The Devil’s Name is Venture Capital
Hey <<First Name>>,
The IPO market is white hot, new millionaires and billionaires are being minted, and excitement surrounding venture capital is back.
All the speculation surrounding a “tech bubble” and unprofitable venture-backed startups has died down. The proportion of companies reporting losses before going public in the United States is at its highest since the dotcom boom in 2000.
Fortunately for founders, the massive influx of new capital in Silicon Valley over the last ten years has resulted in venture capital serving as the popular funding destination for ALL new companies, and with the newfound success of the IPO market, there is no end in sight. Unfortunately for most founders, venture capital is also the reason why they’ll fail!
Some tech companies are worth billions of dollars, but the vast majority won't be, and shouldn’t raise money like they can be.
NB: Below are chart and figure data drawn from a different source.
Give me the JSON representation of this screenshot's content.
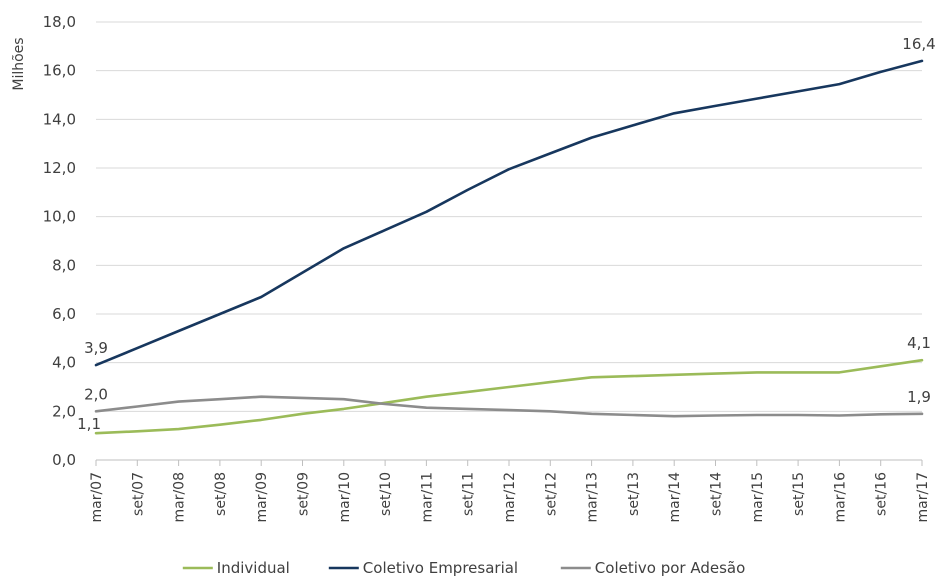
{
  "chart_data": {
    "type": "line",
    "ylabel": "Milhões",
    "xlabel": "",
    "ylim": [
      0,
      18
    ],
    "y_ticks": [
      "0,0",
      "2,0",
      "4,0",
      "6,0",
      "8,0",
      "10,0",
      "12,0",
      "14,0",
      "16,0",
      "18,0"
    ],
    "categories": [
      "mar/07",
      "set/07",
      "mar/08",
      "set/08",
      "mar/09",
      "set/09",
      "mar/10",
      "set/10",
      "mar/11",
      "set/11",
      "mar/12",
      "set/12",
      "mar/13",
      "set/13",
      "mar/14",
      "set/14",
      "mar/15",
      "set/15",
      "mar/16",
      "set/16",
      "mar/17"
    ],
    "grid": true,
    "legend_position": "bottom",
    "series": [
      {
        "name": "Individual",
        "color": "#9bbb59",
        "values": [
          1.1,
          1.18,
          1.27,
          1.45,
          1.65,
          1.9,
          2.1,
          2.35,
          2.6,
          2.8,
          3.0,
          3.2,
          3.4,
          3.45,
          3.5,
          3.55,
          3.6,
          3.6,
          3.6,
          3.85,
          4.1
        ],
        "labels": [
          {
            "index": 0,
            "text": "1,1"
          },
          {
            "index": 20,
            "text": "4,1"
          }
        ]
      },
      {
        "name": "Coletivo Empresarial",
        "color": "#17375e",
        "values": [
          3.9,
          4.6,
          5.3,
          6.0,
          6.7,
          7.7,
          8.7,
          9.45,
          10.2,
          11.1,
          11.95,
          12.6,
          13.25,
          13.75,
          14.25,
          14.55,
          14.85,
          15.15,
          15.45,
          15.95,
          16.4
        ],
        "labels": [
          {
            "index": 0,
            "text": "3,9"
          },
          {
            "index": 20,
            "text": "16,4"
          }
        ]
      },
      {
        "name": "Coletivo por Adesão",
        "color": "#8c8c8c",
        "values": [
          2.0,
          2.2,
          2.4,
          2.5,
          2.6,
          2.55,
          2.5,
          2.3,
          2.15,
          2.1,
          2.05,
          2.0,
          1.9,
          1.85,
          1.8,
          1.83,
          1.85,
          1.85,
          1.83,
          1.88,
          1.9
        ],
        "labels": [
          {
            "index": 0,
            "text": "2,0"
          },
          {
            "index": 20,
            "text": "1,9"
          }
        ]
      }
    ]
  }
}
We’ve been pitched more and more companies that have no business in the venture arena, from hair extensions to towels! The best way to use venture capital is if you have a venture-scale idea. Not every company can be a unicorn and scaling fast isn't the best choice for every startup.
Examples of the new venture funding non-venture companies is extremely prevalent in the consumer space where VC’s have backed “tech” companies selling socks, shoes, furniture and eyewear with growth prospects and valuations similar to enterprise software companies! For every consumer “tech” phenomenon like Casper, Everlane, Allbirds and Warby Parker, there are hundreds of other consumer companies raising funds touting similar growth projections that won’t survive.
This doesn’t mean they aren’t good companies; they just aren’t “tech” companies. Venture capital kills more businesses than it "helps” because the pressure to grow crazy-fast means companies keep raising money to keep their growth rate up. That, in turn, means they rarely have the opportunity to learn how to spend money in a disciplined, sustainable way. The best consumer companies have achieved outsized growth and scale because brilliant marketers run them, but they aren’t tech companies.
Venture capital has also completely upended startup media companies as evidenced by BuzzFeed, which has raised almost $500M in venture capital, has endured massive layoffs and asked for donations to stay afloat. And it was hardly the only venture backed news startup to hit a wall. In the summer of 2017, Vice announced layoffs after raising $450M. And Mashable was sold to Ziff Davis for $50M, far below its $250M valuation from a March 2016 investment round.
With so many of these startups chasing digital ad dollars, the backing by venture capital simply became unsustainable. Facebook and Google now control that game, and no amount of clickbait is going to change that.
Because most venture capital firms focus on investing big money in companies that might provide billion-dollar exits, it's a zero-sum game. If you attempt to grow too fast and fail, your VC will chalk it up as a losing bet and move on to the next company to go “big.” But I think for every company where that’s a good move, there are 100 where that’s a big mistake. So, while it might be great for your startup to have slow, steady growth, that will be of zero interest to most VCs. And for VC’s it makes sense, you can’t hit a home run with without swinging; the problem is sometimes when you swing and miss, your teammate doesn’t get another at-bat.